Espionnage, cyberattaques, activités d'influence: la sécurité de la Suisse n'a jamais été aussi menacée au cours des dernières décennies. Elle doit donc davantage assumer sa propre sécurité, a dit lundi le nouveau ministre de la défense Martin Pfister lors d'une conférence de presse depuis la place d'armes de Bure (JU).
La Suisse doit aussi pouvoir faire face à des menaces comme les missiles de longue et moyenne portée, largement utilisés dans les conflits en Ukraine et au Proche-Orient, constate le Zougois. Et le pays doit aussi se tenir prêt pour le cas d'une guerre traditionnelle.
Défense du pays
Pour ces raisons, l'armée doit être à nouveau principalement axée sur la défense du pays. Dans ce cadre, la structure de commandement actuelle sera examinée.

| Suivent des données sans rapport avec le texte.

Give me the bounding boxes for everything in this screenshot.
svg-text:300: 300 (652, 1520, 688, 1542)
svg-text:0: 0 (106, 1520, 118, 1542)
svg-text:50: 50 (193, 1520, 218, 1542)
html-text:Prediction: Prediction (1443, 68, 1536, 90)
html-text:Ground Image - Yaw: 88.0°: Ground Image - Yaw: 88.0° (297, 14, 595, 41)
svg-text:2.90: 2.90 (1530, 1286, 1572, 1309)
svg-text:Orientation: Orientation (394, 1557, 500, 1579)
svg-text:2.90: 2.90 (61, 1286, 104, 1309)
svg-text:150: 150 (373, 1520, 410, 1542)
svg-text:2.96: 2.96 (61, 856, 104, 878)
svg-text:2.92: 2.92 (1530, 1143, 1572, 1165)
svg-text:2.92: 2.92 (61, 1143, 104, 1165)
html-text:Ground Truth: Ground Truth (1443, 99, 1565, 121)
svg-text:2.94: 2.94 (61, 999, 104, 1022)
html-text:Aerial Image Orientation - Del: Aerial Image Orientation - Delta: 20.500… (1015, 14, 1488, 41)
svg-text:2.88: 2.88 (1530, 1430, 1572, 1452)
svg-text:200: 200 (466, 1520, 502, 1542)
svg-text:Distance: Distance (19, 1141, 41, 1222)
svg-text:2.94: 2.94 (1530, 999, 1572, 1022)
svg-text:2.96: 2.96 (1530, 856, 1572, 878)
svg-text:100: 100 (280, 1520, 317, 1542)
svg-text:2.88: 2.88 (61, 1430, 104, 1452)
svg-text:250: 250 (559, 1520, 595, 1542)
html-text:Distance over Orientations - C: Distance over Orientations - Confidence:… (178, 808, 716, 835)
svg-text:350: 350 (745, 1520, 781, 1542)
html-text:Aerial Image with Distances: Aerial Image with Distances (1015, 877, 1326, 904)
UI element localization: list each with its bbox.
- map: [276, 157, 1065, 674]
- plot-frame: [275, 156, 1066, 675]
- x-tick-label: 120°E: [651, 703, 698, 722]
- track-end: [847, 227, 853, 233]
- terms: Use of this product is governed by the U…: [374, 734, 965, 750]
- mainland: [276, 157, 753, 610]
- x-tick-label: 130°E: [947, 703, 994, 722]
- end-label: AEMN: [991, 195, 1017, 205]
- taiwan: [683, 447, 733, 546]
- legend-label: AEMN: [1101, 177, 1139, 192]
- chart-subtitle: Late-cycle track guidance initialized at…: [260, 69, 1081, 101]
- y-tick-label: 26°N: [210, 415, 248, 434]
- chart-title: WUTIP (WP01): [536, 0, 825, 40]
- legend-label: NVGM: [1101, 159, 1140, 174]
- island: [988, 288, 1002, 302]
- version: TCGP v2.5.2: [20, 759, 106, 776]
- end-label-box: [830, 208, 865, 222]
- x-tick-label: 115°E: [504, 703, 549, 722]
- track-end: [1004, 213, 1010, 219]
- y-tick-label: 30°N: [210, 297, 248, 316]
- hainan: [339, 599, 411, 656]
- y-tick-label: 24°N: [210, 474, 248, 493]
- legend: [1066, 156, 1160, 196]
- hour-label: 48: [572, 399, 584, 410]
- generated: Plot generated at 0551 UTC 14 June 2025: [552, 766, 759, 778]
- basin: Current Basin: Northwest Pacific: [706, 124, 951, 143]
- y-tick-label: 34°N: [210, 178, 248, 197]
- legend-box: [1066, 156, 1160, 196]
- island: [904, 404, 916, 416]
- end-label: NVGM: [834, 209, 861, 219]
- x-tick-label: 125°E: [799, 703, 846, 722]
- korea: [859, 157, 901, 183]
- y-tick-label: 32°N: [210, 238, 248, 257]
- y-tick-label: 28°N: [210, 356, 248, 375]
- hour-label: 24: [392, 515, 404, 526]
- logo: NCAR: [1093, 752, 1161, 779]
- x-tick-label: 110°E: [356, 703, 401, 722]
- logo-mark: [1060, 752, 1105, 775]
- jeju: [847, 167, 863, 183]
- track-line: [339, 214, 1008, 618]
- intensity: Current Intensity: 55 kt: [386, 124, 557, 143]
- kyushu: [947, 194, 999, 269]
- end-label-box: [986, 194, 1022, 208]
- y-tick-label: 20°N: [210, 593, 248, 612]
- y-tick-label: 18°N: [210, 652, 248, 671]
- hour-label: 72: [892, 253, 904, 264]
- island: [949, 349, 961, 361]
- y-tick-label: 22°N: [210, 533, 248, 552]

La hausse prévue du budget de l’armée à 1% du PIB d’ici 2032 permet de faire un premier pas dans ce sens. Cela concerne notamment de nouveaux systèmes d’artillerie, davantage de munitions ainsi que la modernisation de l’infrastructure informatique et de la défense aérienne, a rappelé Martin Pfister.
Coopération à poursuivre
En parallèle, il est essentiel d’intensifier notre coopération avec nos pays voisins, l’OTAN et l’Union européenne, dans le respect de notre neutralité, a souligné le ministre, se plaçant dans la lignée de sa prédécesseure Viola Amherd. L'autonomie en matière de politique de sécurité n'est «pas réaliste».
Et de citer la participation aux entrainements internationaux qui permettent aux troupes suisses de s'améliorer, comme l'exercice Trias du mois dernier en Autriche. En cas de conflit sur le sol européen, l'interopérabilité des forces armées est essentielle, par exemple dans l'espace aérien.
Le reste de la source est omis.